Why does GridSearchCV give different optimums on repeated runs?

1.2k views Asked by At

I am performing parameter selection using GridSearchCv (sklearn package in python) where the model is an Elastic Net with a Logistic loss (i.e a logistic regression with L1- and L2- norm regularization penalties). I am using SGDClassifier to implement this model. There are two parameters I am interested in searching the optimal values for: alpha (the constant that multiplies the regularization term) and l1_ratio (the Elastic Net mixing parameter). My data set has ~300,000 rows.
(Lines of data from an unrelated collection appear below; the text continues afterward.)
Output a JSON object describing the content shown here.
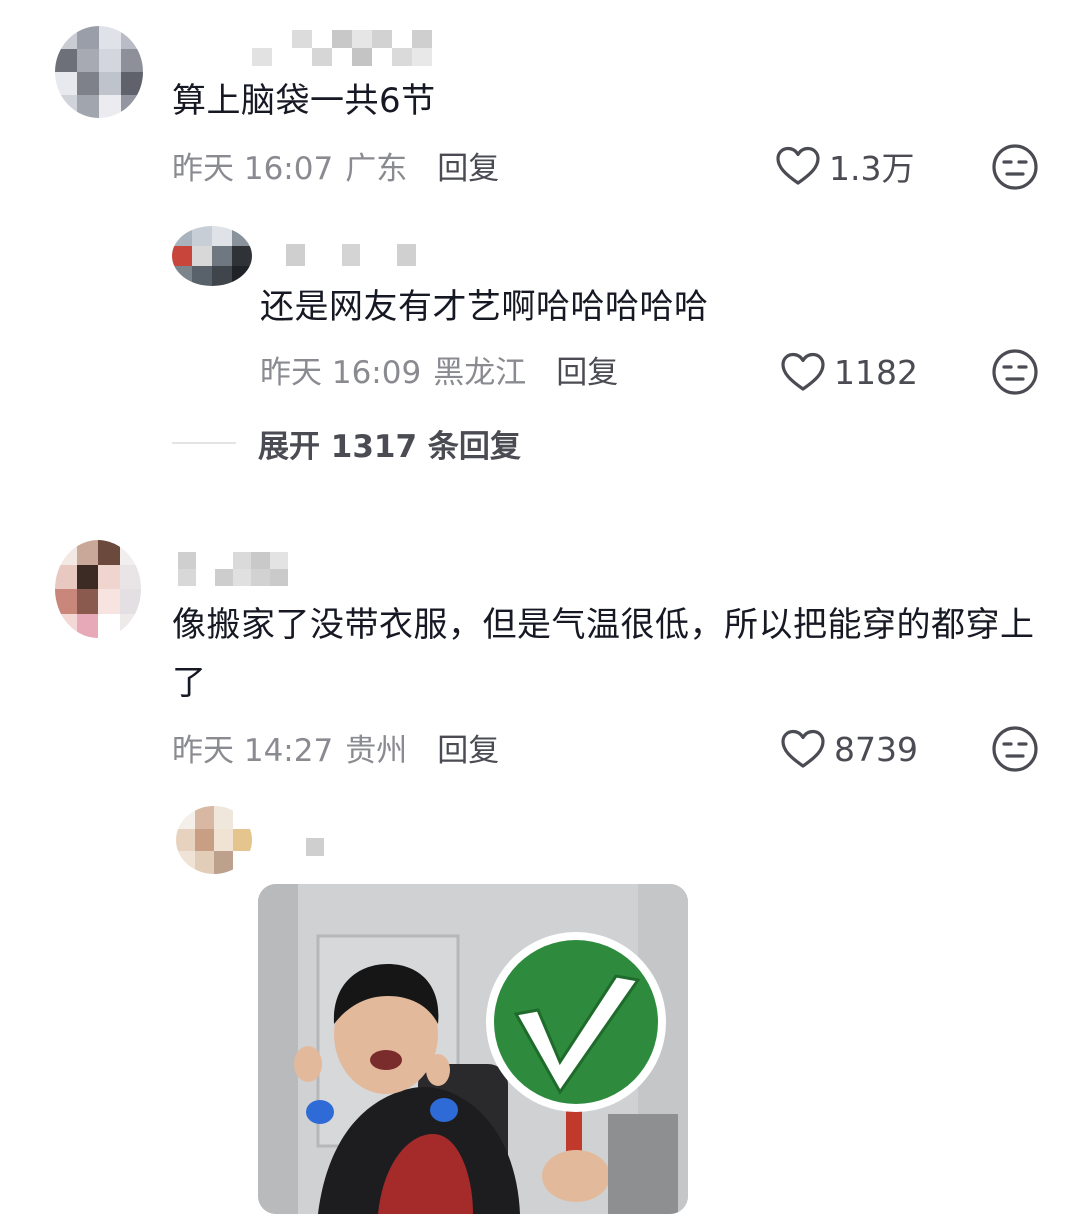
{
  "comments": [
    {
      "text": "算上脑袋一共6节",
      "time": "昨天 16:07",
      "location": "广东",
      "reply_label": "回复",
      "likes": "1.3万",
      "replies": [
        {
          "text": "还是网友有才艺啊哈哈哈哈哈",
          "time": "昨天 16:09",
          "location": "黑龙江",
          "reply_label": "回复",
          "likes": "1182"
        }
      ],
      "expand_label": "展开 1317 条回复"
    },
    {
      "text": "像搬家了没带衣服，但是气温很低，所以把能穿的都穿上了",
      "time": "昨天 14:27",
      "location": "贵州",
      "reply_label": "回复",
      "likes": "8739",
      "replies": [
        {
          "has_image": true,
          "image_desc": "reaction-photo-checkmark"
        }
      ]
    }
  ],
  "colors": {
    "text": "#161823",
    "meta": "#8a8b91",
    "action": "#4b4c53",
    "check_green": "#2e8b3e"
  },
  "icons": [
    "heart-icon",
    "dislike-face-icon"
  ]
}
I initialize the model as follows:
sgd_ela = SGDClassifier(alpha=0.00001, fit_intercept=True, l1_ratio=0.1,loss='log', penalty='elasticnet')
and the searching fxn. as follows:
GridSearchCV(estimator=sgd_ela, cv=8, param_grid=tune_para),
with tuning parameters:
tune_para = [{'l1_ratio': np.linspace(0.1,1,10).tolist(),'alpha':[0.00001, 0.0001, 0.001, 0.01, 0.1, 1]}].
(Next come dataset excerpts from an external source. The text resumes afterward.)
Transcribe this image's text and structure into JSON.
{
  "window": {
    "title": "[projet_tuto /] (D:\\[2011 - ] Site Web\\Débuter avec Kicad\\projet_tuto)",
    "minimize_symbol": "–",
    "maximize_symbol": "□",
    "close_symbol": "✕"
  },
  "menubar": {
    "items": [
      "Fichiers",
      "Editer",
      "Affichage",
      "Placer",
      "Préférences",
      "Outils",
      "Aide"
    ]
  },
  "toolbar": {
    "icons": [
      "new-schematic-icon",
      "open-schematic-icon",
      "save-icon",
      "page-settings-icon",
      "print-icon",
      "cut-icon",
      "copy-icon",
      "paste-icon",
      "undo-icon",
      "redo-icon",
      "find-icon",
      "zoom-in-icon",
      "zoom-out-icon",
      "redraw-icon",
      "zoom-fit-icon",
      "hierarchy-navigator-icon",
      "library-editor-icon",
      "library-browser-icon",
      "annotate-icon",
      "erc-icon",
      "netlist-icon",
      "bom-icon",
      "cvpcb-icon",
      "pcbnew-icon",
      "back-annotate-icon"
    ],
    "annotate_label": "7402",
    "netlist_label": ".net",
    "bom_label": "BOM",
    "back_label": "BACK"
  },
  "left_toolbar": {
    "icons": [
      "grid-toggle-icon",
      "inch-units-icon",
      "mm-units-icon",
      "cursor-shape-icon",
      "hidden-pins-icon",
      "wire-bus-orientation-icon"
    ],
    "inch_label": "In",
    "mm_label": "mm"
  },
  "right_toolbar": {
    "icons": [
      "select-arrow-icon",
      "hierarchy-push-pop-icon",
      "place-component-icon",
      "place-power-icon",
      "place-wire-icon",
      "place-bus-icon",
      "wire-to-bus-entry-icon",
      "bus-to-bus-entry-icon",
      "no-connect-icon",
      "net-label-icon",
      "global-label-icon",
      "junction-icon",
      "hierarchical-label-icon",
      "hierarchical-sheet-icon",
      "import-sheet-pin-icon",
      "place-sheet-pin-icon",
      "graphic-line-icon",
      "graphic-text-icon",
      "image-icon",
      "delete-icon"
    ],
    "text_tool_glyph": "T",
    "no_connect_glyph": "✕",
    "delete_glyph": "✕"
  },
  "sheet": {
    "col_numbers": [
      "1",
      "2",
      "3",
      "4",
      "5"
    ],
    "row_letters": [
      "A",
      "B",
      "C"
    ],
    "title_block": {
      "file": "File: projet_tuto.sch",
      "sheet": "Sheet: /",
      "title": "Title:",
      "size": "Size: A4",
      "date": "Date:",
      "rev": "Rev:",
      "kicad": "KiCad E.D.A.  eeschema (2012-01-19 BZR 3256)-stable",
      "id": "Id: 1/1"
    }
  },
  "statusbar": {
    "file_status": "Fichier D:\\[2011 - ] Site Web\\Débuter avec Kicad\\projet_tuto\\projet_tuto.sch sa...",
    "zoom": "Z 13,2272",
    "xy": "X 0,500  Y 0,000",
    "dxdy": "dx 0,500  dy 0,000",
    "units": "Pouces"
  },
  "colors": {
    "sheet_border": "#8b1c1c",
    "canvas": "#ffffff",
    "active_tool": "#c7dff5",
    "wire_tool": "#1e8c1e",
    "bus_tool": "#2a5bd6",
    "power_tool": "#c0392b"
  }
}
I get the best_params (of alpha and l1_ratio) upon running the code. However, in repeated runs, I do not get the same set of best parameters. I am interested to know why is this the case, and if possible, how can I overcome it?

1

There are 1 answers

3
simon On

Try setting the random seed if you want to get the same result each time.